Savings groups (know as VSLAs – village savings and loans associations) were a thread that ran through all of our project visits during the week. Of the VSLAs we saw, some of these were women-only and others were mixed men and women.

VSLA groups are self organised and structured with a chair-lady (or chairman), treasurer, secretary and other leadership roles.

They offer ‘informal’ financial services as opposed to ‘formal’ (being the likes of banks, mobile money operators or micro finance institutions).

How VSLAs work

Every VSLA we visited operated slightly differently depending on the needs of the group so I’ll use a women-only group that CAFOD are working with as an example.

  • A group of 25 women hold a weekly meeting on Wednesday mornings sitting in a big circle with the chair lady leading the meeting.
  • Every member contributes a minimum of 1000 leones (approximately 10 US cents or $0.1) to the social fund. The social fund can be used for emergency needs of the community – for example repairs to the school or fixing the well or clearing drains before the rainy season.
  • Every member must contribute between 1000–5000 leones ($o.1 – $0.5) towards the separate savings fund as well.
  • If a member of the group wishes to take out a loan, they may do so providing the other members approve – for example if they need to pay for school fees or buy school uniforms for their kids. They may loan up to three times the amount they have contributed.
  • The loan interest is an annual 10%.
  • The cash contributions are all held in a metal cash box that is looked-after by one of the senior members of the group.
  • All of the payment and loan records are documented by the treasurer.
  • Loan interest is rolled over into the next year or alternatively used for community needs at the end of the year.

It’s a model that has worked for many generations and is very successful. However, there are ways to save more and access larger loan facilities through community banks and micro finance institutions. Formal financial services give women the potential to start their own micro businesses, save better and access things like insurance products. They are also more secure than having cash kept in a box.
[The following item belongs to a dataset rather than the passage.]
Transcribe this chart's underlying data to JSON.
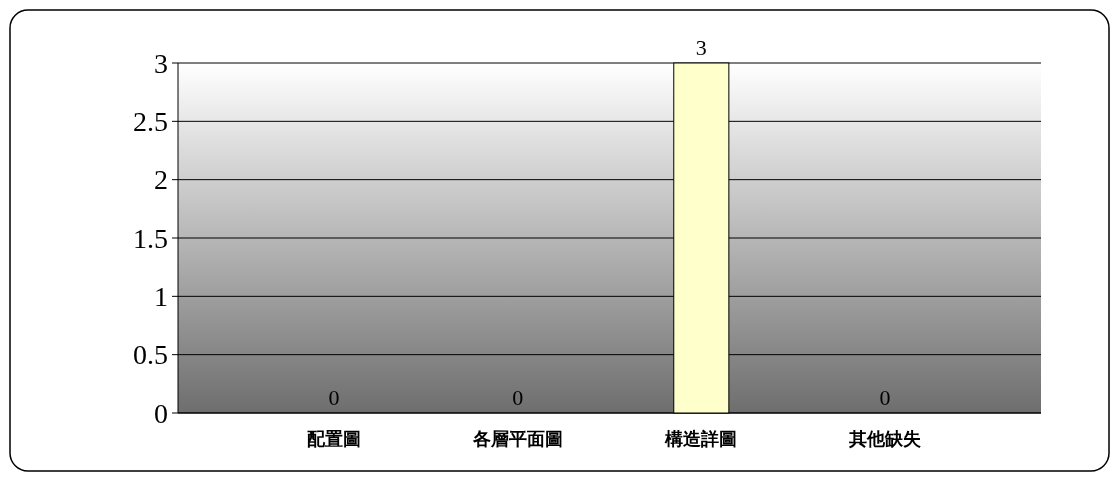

However, there are challenges with formal finance that our in-country partners are addressing through the projects funded by JOA:

  • Financial services providers don’t always understand what the communities need or can afford and therefore don’t offer accessible products and services to people.
  • General literacy and financial literacy is low, however the VSLA structure offers a way for people to understand about savings and loans before going down the formal services route.
  • Banks and financial institutions are not well trusted and often seen as expensive (which in some cases is very true).
  • Often there isn’t the infrastructure available locally. Without a mobile tower or a mobile phone then mobile money is useless. Similarly, without a banking agent on your doorstep you’re less inclined to want to use the bank’s services.
  • You need identification to open a bank account. This is being worked on by the government but there is still a way to go and not everyone has ID.

The people in these groups are an inspiration. VSLAs are incredibly well-led and well-organised, respectful, and hugely empowering for women. And they really do work.

So you might ask, why change from the informal VSLA system to formal financial services? There are a number of reasons, but the one that sticks with me the most is this: if people don’t get on board with formal financial services soon then they will get left even further behind and the divide between rich and poor, educated and uneducated, those with food and those without, will undoubtedly keep increasing.